* [PATCH 0/2] fix issues during suspended replace operation
@ 2022-08-12 10:32 Anand Jain
2022-08-12 10:32 ` [PATCH 1/2] btrfs: fix assert during replace-cancel of suspended replace-operation Anand Jain
` (2 more replies)
0 siblings, 3 replies; 7+ messages in thread
From: Anand Jain @ 2022-08-12 10:32 UTC (permalink / raw)
To: linux-btrfs
While trying to reproduce the issue reported in the ML. Found few
issues as in the individual independent patches below.
Anand Jain (2):
btrfs: fix assert during replace-cancel of suspended replace-operation
btrfs: add info when mount fails due to stale replace target
fs/btrfs/dev-replace.c | 5 +++--
1 file changed, 3 insertions(+), 2 deletions(-)
--
2.33.1
^ permalink raw reply [flat|nested] 7+ messages in thread
* [PATCH 1/2] btrfs: fix assert during replace-cancel of suspended replace-operation
2022-08-12 10:32 [PATCH 0/2] fix issues during suspended replace operation Anand Jain
@ 2022-08-12 10:32 ` Anand Jain
2022-09-22 10:00 ` Filipe Manana
2022-08-12 10:32 ` [PATCH 2/2] btrfs: add info when mount fails due to stale replace target Anand Jain
2022-08-22 19:36 ` [PATCH 0/2] fix issues during suspended replace operation David Sterba
2 siblings, 1 reply; 7+ messages in thread
From: Anand Jain @ 2022-08-12 10:32 UTC (permalink / raw)
To: linux-btrfs
If the filesystem mounts with the replace-operation in a suspended state
and try to cancel the suspended replace-operation, we hit the assert. The
assert came from the commit fe97e2e173af ("btrfs: dev-replace: replace's
scrub must not be running in suspended state") that was actually not
required. So just remove it.
$ mount /dev/sda5 /btrfs
BTRFS info (device sda5): cannot continue dev_replace, tgtdev is missing
BTRFS info (device sda5): you may cancel the operation after 'mount -o degraded'
$ mount -o degraded /dev/sda5 /btrfs <-- success.
$ btrfs replace cancel /btrfs
kernel: assertion failed: ret != -ENOTCONN, in fs/btrfs/dev-replace.c:1131
kernel: ------------[ cut here ]------------
kernel: kernel BUG at fs/btrfs/ctree.h:3750!
After the patch:
$ btrfs replace cancel /btrfs
BTRFS info (device sda5): suspended dev_replace from /dev/sda5 (devid 1) to <missing disk> canceled
Signed-off-by: Anand Jain <anand.jain@oracle.com>
---
fs/btrfs/dev-replace.c | 3 +--
1 file changed, 1 insertion(+), 2 deletions(-)

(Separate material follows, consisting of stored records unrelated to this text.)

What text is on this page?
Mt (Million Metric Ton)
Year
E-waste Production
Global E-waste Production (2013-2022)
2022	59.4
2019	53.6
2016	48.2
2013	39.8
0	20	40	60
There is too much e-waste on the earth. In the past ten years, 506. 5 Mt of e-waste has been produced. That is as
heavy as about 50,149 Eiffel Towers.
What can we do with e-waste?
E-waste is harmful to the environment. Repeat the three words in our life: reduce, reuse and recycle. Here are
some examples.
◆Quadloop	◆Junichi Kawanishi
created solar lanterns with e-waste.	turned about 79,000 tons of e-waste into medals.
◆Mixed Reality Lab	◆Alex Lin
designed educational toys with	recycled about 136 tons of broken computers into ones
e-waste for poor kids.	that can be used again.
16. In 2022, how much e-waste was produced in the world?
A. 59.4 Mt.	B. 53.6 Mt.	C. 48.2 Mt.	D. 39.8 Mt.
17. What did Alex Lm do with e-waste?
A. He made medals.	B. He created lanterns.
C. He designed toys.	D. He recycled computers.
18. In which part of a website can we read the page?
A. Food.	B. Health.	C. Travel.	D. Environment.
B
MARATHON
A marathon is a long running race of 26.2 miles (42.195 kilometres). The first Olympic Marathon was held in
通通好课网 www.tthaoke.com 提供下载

diff --git a/fs/btrfs/dev-replace.c b/fs/btrfs/dev-replace.c
index 488f2105c5d0..9d46a702bc11 100644
--- a/fs/btrfs/dev-replace.c
+++ b/fs/btrfs/dev-replace.c
@@ -1124,8 +1124,7 @@ int btrfs_dev_replace_cancel(struct btrfs_fs_info *fs_info)
up_write(&dev_replace->rwsem);
/* Scrub for replace must not be running in suspended state */
- ret = btrfs_scrub_cancel(fs_info);
- ASSERT(ret != -ENOTCONN);
+ btrfs_scrub_cancel(fs_info);
trans = btrfs_start_transaction(root, 0);
if (IS_ERR(trans)) {
--
2.33.1
^ permalink raw reply related [flat|nested] 7+ messages in thread
* [PATCH 2/2] btrfs: add info when mount fails due to stale replace target
2022-08-12 10:32 [PATCH 0/2] fix issues during suspended replace operation Anand Jain
2022-08-12 10:32 ` [PATCH 1/2] btrfs: fix assert during replace-cancel of suspended replace-operation Anand Jain
@ 2022-08-12 10:32 ` Anand Jain
2022-08-22 19:36 ` David Sterba
2022-08-22 19:36 ` [PATCH 0/2] fix issues during suspended replace operation David Sterba
2 siblings, 1 reply; 7+ messages in thread
From: Anand Jain @ 2022-08-12 10:32 UTC (permalink / raw)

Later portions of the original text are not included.